In discussion with displaced and in place faculty of Mekelle University this week I have learned that Ayder Comprehensive Specialized Hospital has more than 60 infants and children dying of starvation in the hospital averaging 2 or more deaths per day. Today there is no medicine, no nutritional supplements, no baby food or bottle formula, no laboratory, no x-ray, and the staff is all working voluntarily without pay. Every day children and adults are dying of simple treatable acute and chronic conditions such as hypertension, diabetes, childbirth, pneumonia, and accident just to name a few. This intentional complete abandonment of the Ethiopian government’s responsibility to care for innocent noncombatants is a violation of international treaties and the Genocide Convention of the United Nations to which Ethiopia is a signatory.
I previously published that we now can accurately estimate that the crude death rate, that is the number of expected deaths per 1000 population per annum will raise from its pre-war level of 6 by %500 to 32 (its level in 1950 when there was almost no health care) meaning over 228,000 people will die in Tigray each year due to complete lack of health care.
For the previous year while the Ethiopian, Eritrean, and Amhara regional governments were planning their invasion of Tigray there was also a plan to defund Mekelle University with reduction and stoppage of many routine payments such as for a routine repair of the MRI scanner and CT scanner.
Then following the Ethiopian Eritrean occupation of Mekelle in late November 2020 the medical supply, maintenance support, and even communication with Ethiopian Ministries of Science and Higher Education and Health were gradually completely cut off to the federally funded Ethiopian Mekelle University and it’s referral and teaching hospital Ayder Comprehensive Specialized Hospital.
The acting President of Mekelle University, Dr. Fetien Abay, and Chief Academic Head of the College of Health Sciences, Dr. Hayelom Kebede, went to see the military commander of the Ethiopian occupying forces in early December when the hospital’s supplies were already near exhaustion at Planet Hotel. He told them that the Ethiopian military and government had no responsibility to care for the civilian population. Subsequent discussions with Mulu Nega, the first appointed governor of the Tigray Interim Administration appointed by Prime Minister Ahmed to preside over the occupation, and then the Eritrean Abraham Belay, long time supporter of Isaias Afwerki, dictator of Eritrea and now the defense minister for Ethiopia who replaced Nega he was too “lenient”. Communications with Belay were that Ethiopia had no responsibility to offer any civilian support or assistance because civilians were not supporting the Ethiopian government.

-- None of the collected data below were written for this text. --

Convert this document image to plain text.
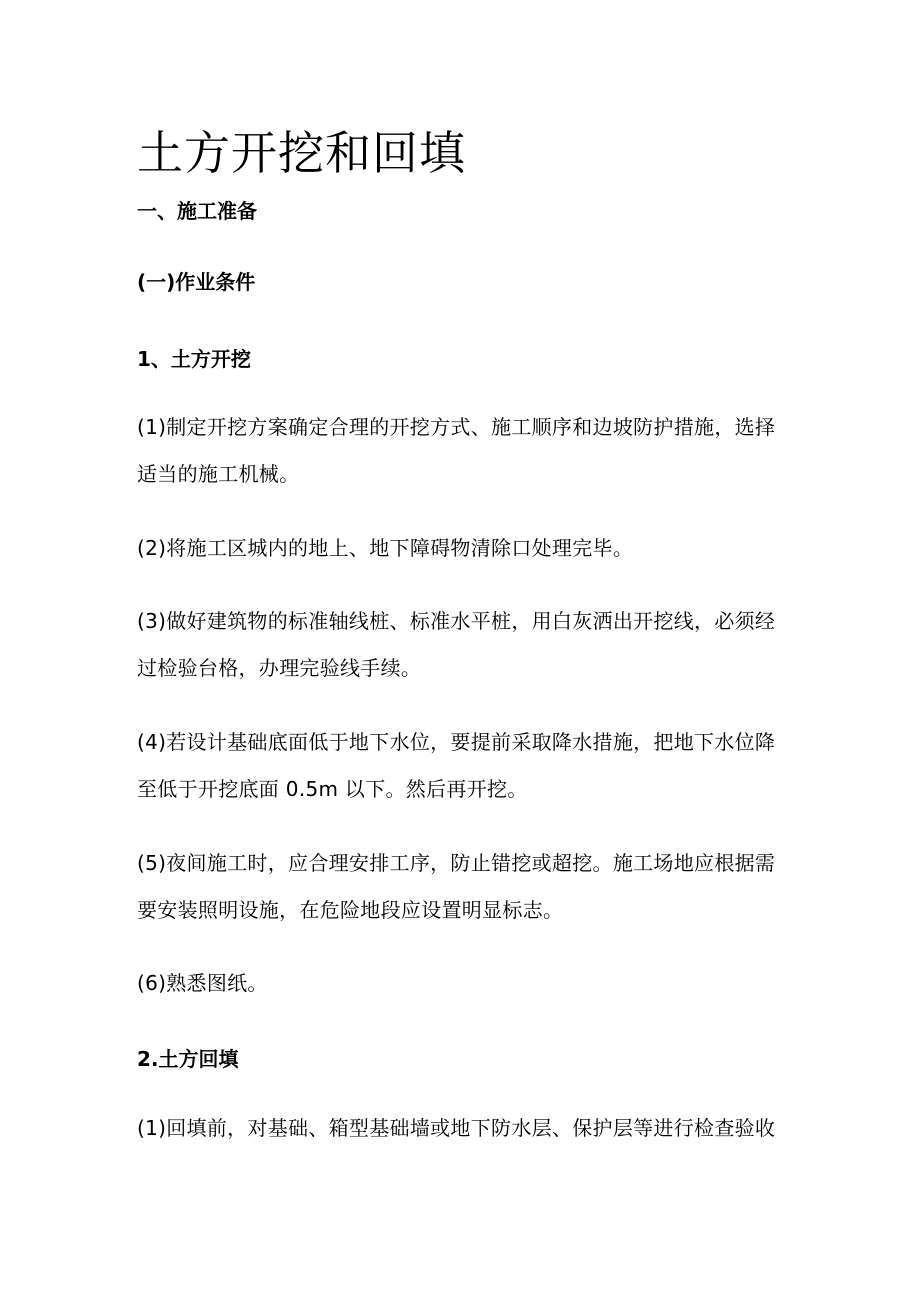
土方开挖和回填
一、施工准备
(一)作业条件
1、土方开挖

(1)制定开挖方案确定合理的开挖方式、施工顺序和边坡防护措施，选择
适当的施工机械。

(2)将施工区城内的地上、地下障碍物清除口处理完毕。

(3)做好建筑物的标准轴线桩、标准水平桩，用白灰洒出开挖线，必须经
过检验台格，办理完验线手续。

(4)若设计基础底面低于地下水位，要提前采取降水措施，把地下水位降
至低于开挖底面 0.5m 以下。然后再开挖。

(5)夜间施工时，应合理安排工序，防止错挖或超挖。施工场地应根据需
要安装照明设施，在危险地段应设置明显标志。

(6)熟悉图纸。

2.土方回填

(1)回填前，对基础、箱型基础墙或地下防水层、保护层等进行检查验收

Since the occupation and extending even up to the recent few months intermittent conversations with Dr. Lia Tadesse by Dr. Hayelom Kebede and others have proven failures. She has expressed regret in telephone conversations that she is not allowed to take any action to supply Ayder Hospital or the Tigray Regional Health Bureau because the Prime Minister has forbid it.

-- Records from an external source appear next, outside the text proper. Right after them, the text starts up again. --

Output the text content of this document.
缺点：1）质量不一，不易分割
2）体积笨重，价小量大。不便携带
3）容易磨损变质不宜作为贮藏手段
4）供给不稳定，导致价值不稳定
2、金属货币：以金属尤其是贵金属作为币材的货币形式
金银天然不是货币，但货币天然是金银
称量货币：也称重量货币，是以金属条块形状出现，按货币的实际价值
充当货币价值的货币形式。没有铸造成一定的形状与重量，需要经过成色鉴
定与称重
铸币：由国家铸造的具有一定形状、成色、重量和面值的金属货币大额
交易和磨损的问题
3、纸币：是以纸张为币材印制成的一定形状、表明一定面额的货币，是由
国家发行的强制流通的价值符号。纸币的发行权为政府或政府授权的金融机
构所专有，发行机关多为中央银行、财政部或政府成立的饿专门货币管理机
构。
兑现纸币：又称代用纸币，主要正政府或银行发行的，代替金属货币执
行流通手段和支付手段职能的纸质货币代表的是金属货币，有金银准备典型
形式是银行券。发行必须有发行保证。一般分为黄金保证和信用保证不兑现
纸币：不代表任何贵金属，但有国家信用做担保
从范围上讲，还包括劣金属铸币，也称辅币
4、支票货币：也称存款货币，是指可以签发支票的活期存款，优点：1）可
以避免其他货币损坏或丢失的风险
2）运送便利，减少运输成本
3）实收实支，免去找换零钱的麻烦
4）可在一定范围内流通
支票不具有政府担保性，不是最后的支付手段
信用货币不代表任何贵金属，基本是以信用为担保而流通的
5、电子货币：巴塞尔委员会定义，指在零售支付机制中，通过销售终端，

Almost two years ago I was consulting with a group working with multiple international nongovernmental organizations to propose a plan to help improve the function of Ethiopian government purchasing. This included discussions about joint ventures on producing medical consumables in Ethiopia. The plan was rejected after our presentation to the Ethiopian Investment Commission because the funder of a factory wanted to build it in Tigray. Out of this work came a discussion with high officials of the Korea Hospital that they had tried a similar goal before and discovered that Ethiopia was selling some of the supplies it purchased at discounted price or partially subsidized price to other African countries at higher prices to get “hard currency”. It now appears that some supplies that were collected and meant to be shipped to Tigray since the onset of war may have been just given to Eritrea or instead sold as means to collect hard currency.